Feita a abordagem sobre o breve histórico do casamento, deve-se dizer que seu conceito não é definido por lei. Mesmo que não haja conceituação legal, Washington de Barros Monteiro define que o casamento sempre foi o fundamento da sociedade e o alicerce da moralidade privada e pública.  Pontes de Miranda, por sua vez, sustenta ser uma relação ética. O que ocorre com o casamento é um verdadeiro estado matrimonial, em que os nubentes ingressam por suas vontades próprias com a validação estatal. O casamento é um ato de celebração e de constituição de relação jurídica matrimonial, com a consequente comunhão de vidas. E mais: há inúmeros autores que chamam este instituto de fundamento da sociedade e base da moralidade pública e privada.

Por outro lado, a finalidade do casamento é definida no artigo 1.511 do Código Civil, segundo o qual “o casamento estabelece comunhão plena de vida, com base na igualdade de direitos e deveres dos cônjuges”. Ainda mais: o casamento gera dois grandes efeitos. O primeiro é a criação de vínculo conjugal; o segundo é a vinculação por meio do parentesco por afinidade, conforme o artigo 1.595 do Código Civil. Outros efeitos são os seguintes: 1) alteração do estado civil; 2) o regime de bens do casamento, que pode ser alterado por meio do pacto antenupcial, podendo ser alterado, inclusive, durante o próprio casamento; 3) a aquisição do nome de casado; e, sem prejuízo de outros, 4) a emancipação daquele que, entre 16 e 18 anos, casou-se.

No casamento, os regimes de bens seguem algumas disposições gerais e principiológicas. A plena liberdade dos consortes é uma lógica do sistema dos regimes de bens, assim como a ausência de imposição de obrigatoriamente escolher um regime, privilegiando a autonomia de vontade dos consortes. Há, portanto, o princípio da liberdade do casamento, até porque a regulamentação da família e sua coordenação é reconhecidamente do casal, conforme prevê o artigo 1.565, §2º, do Código Civil.

Existem quatro regimes de bens. O primeiro é o regime da comunhão parcial, o qual segue a lógica descrita no artigo 1.658 do Código Civil, segundo o que se comunicam “os bens que sobrevierem ao casal, na constância do casamento[…]”. A exceção deste artigo está prevista no artigo 1.659 do mesmo código, descritos em nota de rodapé.
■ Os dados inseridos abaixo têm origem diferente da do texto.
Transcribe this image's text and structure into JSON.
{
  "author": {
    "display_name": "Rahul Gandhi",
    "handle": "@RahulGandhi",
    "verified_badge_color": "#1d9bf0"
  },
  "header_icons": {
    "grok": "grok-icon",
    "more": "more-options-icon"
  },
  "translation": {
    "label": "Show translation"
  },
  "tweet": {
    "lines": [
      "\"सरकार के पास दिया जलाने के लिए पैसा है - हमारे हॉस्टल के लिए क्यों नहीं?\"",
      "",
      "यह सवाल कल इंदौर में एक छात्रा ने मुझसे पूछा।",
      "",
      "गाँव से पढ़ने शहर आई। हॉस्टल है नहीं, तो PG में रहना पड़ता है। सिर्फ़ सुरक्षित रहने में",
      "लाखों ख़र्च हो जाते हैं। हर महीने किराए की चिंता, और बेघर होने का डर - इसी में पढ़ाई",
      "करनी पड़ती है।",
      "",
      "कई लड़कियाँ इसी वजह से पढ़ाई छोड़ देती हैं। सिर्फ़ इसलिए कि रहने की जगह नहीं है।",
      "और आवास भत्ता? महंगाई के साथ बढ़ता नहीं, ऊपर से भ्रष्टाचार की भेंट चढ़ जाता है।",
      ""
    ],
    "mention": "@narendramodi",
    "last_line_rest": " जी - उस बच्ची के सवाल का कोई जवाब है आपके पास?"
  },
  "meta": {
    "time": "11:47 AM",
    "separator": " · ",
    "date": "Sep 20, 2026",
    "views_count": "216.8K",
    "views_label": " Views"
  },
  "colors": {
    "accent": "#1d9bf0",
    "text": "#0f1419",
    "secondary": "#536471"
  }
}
Esse é o regime legal ou supletivo aplicado no sistema jurídico brasileiro desde a Lei do Divórcio acima descrita, inclusive.

O segundo regime é o da comunhão universal de bens, em que “importa a comunicação de todos os bens presentes e futuros dos cônjuges e suas dívidas passivas […]”, com a exceção dos itens descritos em nota de rodapé. Nesse pensar, Silvio de Salvo Venosa assim se manifesta: “como regra, tudo que entra para o acervo dos cônjuges ingressa na comunhão”. E acrescenta: “tudo que cada cônjuge adquire torna-se comum, ficando cada consorte meeiro de todo o patrimônio, ainda que um deles nada tivesse trazido anteriormente ou nada adquirisse” durante o casamento.

O terceiro regime de bens é o da participação final nos aquestos, segundo o que, com base no artigo 1.672 do Código Civil, “cada cônjuge possui patrimônio próprio, consoante disposto no artigo seguinte, e lhe cabe, à época da dissolução da sociedade conjugal, direito à metade dos bens adquiridos pelo casal, a título oneroso” durante o casamento.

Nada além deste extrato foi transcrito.